- Interactive map of Three Lynx
- Three Lynx Location within the state of Oregon Three Lynx Three Lynx (the United States)
- Coordinates: 45°07′34″N 122°04′17″W﻿ / ﻿45.12611°N 122.07139°W
- Country: United States
- State: Oregon
- County: Clackamas
- First company presence: 1907
- First constructions: 1909
- Founded: 1923
- Extinction: 2020
- Founded by: Portland Railway, Light and Power Company

Government
- • Administration: United States Forest Service

Population
- • Total: 0
- ZIP codes: 97723
- Area code: 503/971

= Three Lynx, Oregon =

Three Lynx is a ghost town in Clackamas County in the U.S. state of Oregon. The town was inhabited up until 2020, when the last few houses in the area were torn down. The ghost town is located twenty miles east of Estacada in the Mount Hood National Forest.
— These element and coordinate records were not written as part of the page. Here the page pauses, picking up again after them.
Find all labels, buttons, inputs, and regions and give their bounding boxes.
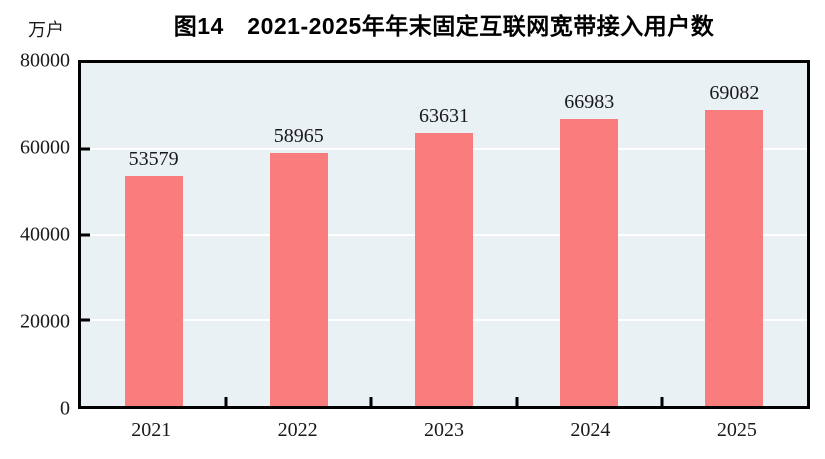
bar-value-label: 66983	[564, 90, 615, 113]
x-axis-category-labels: 2021 2022 2023 2024 2025	[78, 419, 810, 442]
y-tick-label-20000: 20000	[20, 310, 70, 333]
bar-2023	[415, 133, 473, 406]
y-tick-label-60000: 60000	[20, 136, 70, 159]
bar-2025	[705, 109, 764, 406]
bar-value-label: 63631	[419, 105, 469, 128]
y-axis-tick-mark	[81, 318, 90, 322]
x-axis-tick-mark	[224, 397, 228, 406]
y-tick-label-0: 0	[60, 397, 70, 420]
bar-value-label: 53579	[128, 148, 179, 171]
category-cell-2024: 66983	[517, 63, 662, 406]
x-tick-label-2021: 2021	[131, 419, 172, 441]
category-cell-2023: 63631	[371, 63, 516, 406]
y-axis-tick-mark	[81, 147, 90, 151]
y-axis-unit-label: 万户	[28, 20, 64, 40]
bar-2021	[124, 176, 183, 406]
y-tick-label-80000: 80000	[20, 49, 70, 72]
x-axis-tick-mark	[660, 397, 664, 406]
y-axis-tick-mark	[81, 233, 90, 236]
y-tick-label-40000: 40000	[20, 223, 70, 246]
x-tick-label-2022: 2022	[277, 419, 318, 441]
category-cell-2021: 53579	[81, 63, 226, 406]
bar-2022	[269, 153, 328, 406]
bar-value-label: 58965	[273, 125, 324, 148]
category-cell-2025: 69082	[662, 63, 807, 406]
category-cell-2022: 58965	[226, 63, 371, 406]
bar-value-label: 69082	[709, 81, 760, 104]
x-tick-label-2025: 2025	[716, 419, 757, 441]
chart-title: 图14 2021-2025年年末固定互联网宽带接入用户数	[173, 13, 715, 39]
x-axis-tick-mark	[369, 397, 373, 406]
x-axis-tick-mark	[515, 397, 519, 406]
plot-area: 53579 58965 63631 66983 69082	[78, 60, 810, 409]
bar-2024	[560, 118, 619, 406]
bar-series: 53579 58965 63631 66983 69082	[81, 63, 807, 406]
y-axis-tick-labels: 0 20000 40000 60000 80000	[0, 50, 70, 420]
x-tick-label-2024: 2024	[570, 419, 611, 441]
x-tick-label-2023: 2023	[424, 419, 465, 441]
The town, before becoming a ghost town, was notably one of the last few company towns in the United States.

== History ==
Even before the establishment of the company town, back in 1907, the area saw the presence of the Portland Railway, Light and Power Company.

References to the area dates back to 1909, with the name of Three Links. This name appeared in various publications throughout the years, including the "Estacada quadrangle" map published by USGS in 1916. This name would stick around up until the 50s, when the settlement was already established.

The town began as a "construction camp" as early as 1923, under the name Camp 8. The settlement was originally built by the Portland Railway, Light and Power Company, now known as Portland General Electric (PGE).

The town initially had only seven cabins, mostly made by the Aladdin Company. The town soon developed into a permanent worker community. It provided various amenities, such as housing, education and community activities for the residents for nearly eight decades. Notably, the school of the town was frequented by various neighbouring communities, organizing various events and becoming one of the driving forces of the town. The school house within the settlement was closed in 1988, and was torn down in 2014.

Following the 1930s, the U.S. Forest Service employed workers in the area, who used the town as a place to rest and to settle due to their isolated work locations.

In the mid-1950s the town was growing and had initiated various community-based initiatives, such as the construction of a pool in the area and the expansion of the school in 1964, and by the late 1960s modern offices had started to replace the ones constructed during the founding of the city, showing signs of progress. However, by the 1970s, despite the low rents, the number of inhabitants started to decrease. Connections to Estacada were not passable during winter, and a single small self-propelled railcar was the only viable option to exit the town during winter, making things worse. Despite the fact that the town kept up with the various technological developments of the rest of the United States, the trend of depopulation did not stop, reaching a point of no return by 1992, when six of the Three Lynx houses were vacant. By 2003, buildings started to be removed and costs started to rise exponentially for PGE.

One of the main factors for this depopulation was that the company no longer needed as many workers in the area after the powerhouse was modernized, leading to many families to believe it was best to move somewhere else.

In 2018 PGE started to consider dropping its involvement in the town and searched for a successor to take care of the town in its place. In addition to wanting to address the growing costs and condition of living of the last few inhabitants, PGE recognized the town's historical significance as one of the last company towns, reaching out to local and national companies that might be interested in holding the ownership of the town, as well as to various social media websites (The town was eligible for the "National Register of Historic Places" up to September 2020). Despite this process becoming increasingly hard with the increasing costs of the local failing septic system in 2019, PGE's efforts continued up to the summer of 2020, even after the final permanent residents left the town in January 2020.

However, on September 8, 2020, the Riverside Fire destroyed most of the houses in the community, leaving behind only five buildings and striking the final blow to the dying town. Despite PGE claiming that the site would become archeologically and historically important for future generations, the last few houses in the area were completely demolished in 2022, and the area reverted to a natural status currently preserved by the local U.S. Forest Service department. This means the settlement had a lifespan of 97 years.